We needed more CPD but had limited finances to access it, so we looked at other avenues to explore. A couple of the staff were already Twitter-savvy for CPD purposes and, although reluctant at first, we now have all of the teaching staff using it, an example being #PrimaryRocks on a Monday.
When rebuilding the staff team, I saw an email from the Chartered College looking for network hubs. As one of many small schools in West Sussex, I thought that this would be the perfect opportunity to gain access to CPD for ourselves and others by hosting sessions in our rural setting. We also did this to broaden our allies. With rumours persisting about the long-term viability of small schools, I saw this as an opportunity for us to broaden our reach. We were accepted and have since held a different session each term, including: ‘Using film to improve writing’; a session with Chris Wheadon from ‘No More Marking’, looking at the research behind ‘comparative judgement’; and a series of sessions working closely with Durrington Research School, including looking at cognitive load theoryAbbreviated to CLT, the idea that working memory is limited and that overloading it can have a negative impact on learning, and that instruction should be designed to take this into account with Andy Tharby. Building these relationships with colleagues offers us the chance to clarify our own thinking.
The staff at school are given time to read, in addition to planning, preparation and assessment (PPA) time. Recently we have been discussing and dissecting ‘maths mastery’, perhaps one of the vaguest terms in education at the moment. We have reached the conclusion that, for us, it is about applying Rosenshine’s ‘principles of instruction’ (2012) to our teaching. Having been given time to read the paper, individual teachers have identified the different principles that they would like to further improve on.

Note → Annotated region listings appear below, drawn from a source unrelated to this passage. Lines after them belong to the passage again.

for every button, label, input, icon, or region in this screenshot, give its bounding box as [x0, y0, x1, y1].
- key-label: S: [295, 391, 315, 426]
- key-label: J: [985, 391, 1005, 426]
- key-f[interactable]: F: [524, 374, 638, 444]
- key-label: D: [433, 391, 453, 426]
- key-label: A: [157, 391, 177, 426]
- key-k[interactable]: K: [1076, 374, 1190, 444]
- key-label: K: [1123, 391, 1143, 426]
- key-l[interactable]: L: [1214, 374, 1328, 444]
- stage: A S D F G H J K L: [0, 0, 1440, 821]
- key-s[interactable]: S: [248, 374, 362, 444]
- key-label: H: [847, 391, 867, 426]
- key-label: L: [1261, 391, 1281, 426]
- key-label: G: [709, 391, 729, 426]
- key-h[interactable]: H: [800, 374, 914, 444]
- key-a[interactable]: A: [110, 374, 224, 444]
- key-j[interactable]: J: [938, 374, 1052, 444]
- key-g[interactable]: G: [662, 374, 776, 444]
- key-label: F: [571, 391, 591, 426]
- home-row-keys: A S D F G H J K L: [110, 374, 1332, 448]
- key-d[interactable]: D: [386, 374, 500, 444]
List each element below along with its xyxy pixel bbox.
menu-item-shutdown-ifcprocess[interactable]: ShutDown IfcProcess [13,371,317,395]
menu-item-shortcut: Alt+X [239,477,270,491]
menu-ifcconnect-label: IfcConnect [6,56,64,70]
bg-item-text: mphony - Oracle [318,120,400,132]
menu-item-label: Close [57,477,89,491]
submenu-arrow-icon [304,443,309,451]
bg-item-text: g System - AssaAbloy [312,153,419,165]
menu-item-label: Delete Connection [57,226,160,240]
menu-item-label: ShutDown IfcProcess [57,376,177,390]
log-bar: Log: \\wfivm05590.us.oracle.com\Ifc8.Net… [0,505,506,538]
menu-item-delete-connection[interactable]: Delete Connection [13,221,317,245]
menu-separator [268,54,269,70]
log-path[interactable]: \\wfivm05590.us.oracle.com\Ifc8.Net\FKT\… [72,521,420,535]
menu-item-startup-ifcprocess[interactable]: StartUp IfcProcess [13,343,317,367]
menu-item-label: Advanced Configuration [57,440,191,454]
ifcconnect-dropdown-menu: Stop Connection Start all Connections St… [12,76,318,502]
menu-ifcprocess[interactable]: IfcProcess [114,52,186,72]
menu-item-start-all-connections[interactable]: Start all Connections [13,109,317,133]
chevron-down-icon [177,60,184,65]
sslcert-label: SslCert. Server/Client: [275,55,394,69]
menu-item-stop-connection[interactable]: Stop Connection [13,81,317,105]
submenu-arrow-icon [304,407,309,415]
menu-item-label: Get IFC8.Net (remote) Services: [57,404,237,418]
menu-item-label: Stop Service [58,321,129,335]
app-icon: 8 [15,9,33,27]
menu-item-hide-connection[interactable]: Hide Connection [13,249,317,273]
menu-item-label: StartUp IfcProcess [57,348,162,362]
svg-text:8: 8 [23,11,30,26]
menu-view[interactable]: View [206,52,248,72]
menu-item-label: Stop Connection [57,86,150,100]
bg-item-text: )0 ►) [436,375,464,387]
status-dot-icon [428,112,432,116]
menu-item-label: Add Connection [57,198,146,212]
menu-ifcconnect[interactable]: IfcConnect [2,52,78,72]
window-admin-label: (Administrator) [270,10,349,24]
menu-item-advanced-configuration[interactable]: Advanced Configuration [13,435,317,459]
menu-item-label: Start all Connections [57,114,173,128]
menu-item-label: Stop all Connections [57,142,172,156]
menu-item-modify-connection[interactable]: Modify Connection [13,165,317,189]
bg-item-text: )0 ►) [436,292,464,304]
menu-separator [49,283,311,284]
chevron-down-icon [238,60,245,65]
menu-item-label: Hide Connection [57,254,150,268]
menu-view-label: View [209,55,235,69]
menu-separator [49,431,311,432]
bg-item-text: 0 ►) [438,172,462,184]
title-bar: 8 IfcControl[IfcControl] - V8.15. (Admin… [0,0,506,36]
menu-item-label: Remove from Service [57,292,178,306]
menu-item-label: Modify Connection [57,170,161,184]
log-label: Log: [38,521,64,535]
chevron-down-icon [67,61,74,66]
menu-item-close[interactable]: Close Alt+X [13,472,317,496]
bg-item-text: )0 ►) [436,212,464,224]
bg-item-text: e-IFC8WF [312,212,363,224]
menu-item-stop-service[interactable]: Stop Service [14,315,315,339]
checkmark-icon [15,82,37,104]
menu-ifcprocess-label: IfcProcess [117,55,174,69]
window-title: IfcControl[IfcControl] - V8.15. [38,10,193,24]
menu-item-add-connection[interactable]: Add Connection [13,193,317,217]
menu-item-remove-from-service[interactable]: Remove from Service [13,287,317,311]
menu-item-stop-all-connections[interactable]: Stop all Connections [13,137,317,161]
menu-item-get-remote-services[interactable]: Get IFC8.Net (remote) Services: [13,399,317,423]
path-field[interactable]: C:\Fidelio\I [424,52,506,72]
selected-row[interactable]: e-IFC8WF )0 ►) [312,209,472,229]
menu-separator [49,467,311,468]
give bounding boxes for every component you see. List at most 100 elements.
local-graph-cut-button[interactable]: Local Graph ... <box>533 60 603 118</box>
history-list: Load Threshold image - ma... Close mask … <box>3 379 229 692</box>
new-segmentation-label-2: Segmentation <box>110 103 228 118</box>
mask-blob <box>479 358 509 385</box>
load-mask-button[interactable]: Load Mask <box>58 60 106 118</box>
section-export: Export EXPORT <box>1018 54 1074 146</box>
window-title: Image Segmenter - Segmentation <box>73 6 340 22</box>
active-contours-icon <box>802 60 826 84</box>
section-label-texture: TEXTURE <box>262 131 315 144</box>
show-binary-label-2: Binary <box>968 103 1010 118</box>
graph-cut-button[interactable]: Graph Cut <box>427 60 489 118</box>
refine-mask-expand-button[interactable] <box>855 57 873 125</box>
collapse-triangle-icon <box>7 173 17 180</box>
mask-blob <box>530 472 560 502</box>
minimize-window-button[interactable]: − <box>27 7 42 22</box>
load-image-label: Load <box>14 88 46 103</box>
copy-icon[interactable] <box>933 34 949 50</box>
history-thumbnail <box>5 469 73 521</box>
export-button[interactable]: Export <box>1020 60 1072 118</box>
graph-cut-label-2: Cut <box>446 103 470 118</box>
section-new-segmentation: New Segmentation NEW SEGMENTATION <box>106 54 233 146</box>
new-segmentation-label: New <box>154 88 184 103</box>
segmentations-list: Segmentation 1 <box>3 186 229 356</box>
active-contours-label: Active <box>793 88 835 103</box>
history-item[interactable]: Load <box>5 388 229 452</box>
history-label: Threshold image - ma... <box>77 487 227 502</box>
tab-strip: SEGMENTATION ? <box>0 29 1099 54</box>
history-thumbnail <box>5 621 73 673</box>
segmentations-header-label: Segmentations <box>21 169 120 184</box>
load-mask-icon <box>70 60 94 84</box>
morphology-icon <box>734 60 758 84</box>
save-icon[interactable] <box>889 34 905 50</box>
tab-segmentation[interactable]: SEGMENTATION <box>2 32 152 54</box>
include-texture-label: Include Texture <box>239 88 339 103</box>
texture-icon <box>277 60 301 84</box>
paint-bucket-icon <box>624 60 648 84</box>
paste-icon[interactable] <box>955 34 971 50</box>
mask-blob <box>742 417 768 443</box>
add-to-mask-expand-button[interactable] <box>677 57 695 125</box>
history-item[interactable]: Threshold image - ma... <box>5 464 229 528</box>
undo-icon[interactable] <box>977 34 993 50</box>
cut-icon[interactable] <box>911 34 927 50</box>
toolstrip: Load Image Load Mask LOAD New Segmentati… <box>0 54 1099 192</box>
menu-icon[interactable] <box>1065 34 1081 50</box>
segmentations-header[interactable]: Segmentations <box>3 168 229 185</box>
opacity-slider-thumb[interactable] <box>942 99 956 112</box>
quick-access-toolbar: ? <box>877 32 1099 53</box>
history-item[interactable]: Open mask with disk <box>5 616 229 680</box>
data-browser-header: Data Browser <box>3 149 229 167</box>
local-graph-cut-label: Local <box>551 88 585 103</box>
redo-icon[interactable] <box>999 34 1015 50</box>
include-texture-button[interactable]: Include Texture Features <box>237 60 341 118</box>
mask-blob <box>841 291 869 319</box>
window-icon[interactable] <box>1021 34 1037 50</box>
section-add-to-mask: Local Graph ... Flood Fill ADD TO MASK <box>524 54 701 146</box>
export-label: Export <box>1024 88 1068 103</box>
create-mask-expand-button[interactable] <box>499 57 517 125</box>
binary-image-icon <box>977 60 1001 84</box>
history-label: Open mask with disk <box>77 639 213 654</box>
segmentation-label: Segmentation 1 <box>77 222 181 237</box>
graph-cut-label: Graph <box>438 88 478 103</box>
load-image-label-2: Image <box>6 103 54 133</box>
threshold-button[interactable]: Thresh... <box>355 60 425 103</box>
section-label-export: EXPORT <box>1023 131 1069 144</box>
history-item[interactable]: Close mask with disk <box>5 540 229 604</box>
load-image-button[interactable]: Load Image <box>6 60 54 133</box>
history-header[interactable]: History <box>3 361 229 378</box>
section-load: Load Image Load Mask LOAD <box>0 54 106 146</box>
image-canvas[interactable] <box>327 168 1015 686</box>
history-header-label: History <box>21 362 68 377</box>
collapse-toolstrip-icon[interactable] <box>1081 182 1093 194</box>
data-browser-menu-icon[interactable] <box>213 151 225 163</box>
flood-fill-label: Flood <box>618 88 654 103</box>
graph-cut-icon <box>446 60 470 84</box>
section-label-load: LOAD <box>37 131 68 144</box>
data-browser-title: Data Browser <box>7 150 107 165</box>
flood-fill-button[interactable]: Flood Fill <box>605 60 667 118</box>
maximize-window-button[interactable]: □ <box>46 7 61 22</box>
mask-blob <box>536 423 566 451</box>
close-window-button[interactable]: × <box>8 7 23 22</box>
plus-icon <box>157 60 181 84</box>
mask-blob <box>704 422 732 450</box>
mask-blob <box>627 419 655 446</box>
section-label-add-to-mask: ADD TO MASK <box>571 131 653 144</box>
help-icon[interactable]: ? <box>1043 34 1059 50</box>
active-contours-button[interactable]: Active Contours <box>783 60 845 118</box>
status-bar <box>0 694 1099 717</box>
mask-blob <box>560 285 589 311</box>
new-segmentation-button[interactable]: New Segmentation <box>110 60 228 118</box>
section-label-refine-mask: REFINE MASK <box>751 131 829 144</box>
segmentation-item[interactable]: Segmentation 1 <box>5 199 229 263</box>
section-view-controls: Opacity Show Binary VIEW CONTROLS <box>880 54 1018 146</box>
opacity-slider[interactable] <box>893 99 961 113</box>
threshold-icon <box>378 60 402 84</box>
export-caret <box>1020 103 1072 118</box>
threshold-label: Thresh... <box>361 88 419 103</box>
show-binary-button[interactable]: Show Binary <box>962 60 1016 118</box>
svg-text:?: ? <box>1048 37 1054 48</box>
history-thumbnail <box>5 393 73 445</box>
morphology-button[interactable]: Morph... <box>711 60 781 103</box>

One of the teachers recently invited me to look at a lesson and together we reviewed how the children were responding to the applied principle. The fact that we were even having this discussion shows how having a small team, which trusts each other to say when things are not working, offers us massive potential to improve – the professional discussion in the staffroom is worth weeks of staff meetings.
In a short period of time we have steadfastly held on to the belief that we can provide not only a broad and balanced curriculum, but also one that offers opportunities far beyond that of the National Curriculum. Our small size has allowed us to do just that. I am not naïve enough to think that our curriculum is better than anybody else’s, but I do know that what we are building (because it will never be complete), is working for our children and our wider community. Most importantly, as the families, community and Ofsted have seen, a small school can provide a broad and balanced curriculum that is ‘a treasure-trove of learning opportunities’.
References
Hattie J (2012) Visible Learning for Teachers. Oxon: Routledge
Rosenshine B (2012) Principles of instruction: Research-based strategies that all teachers should know. American Educator 36(1): 12–19.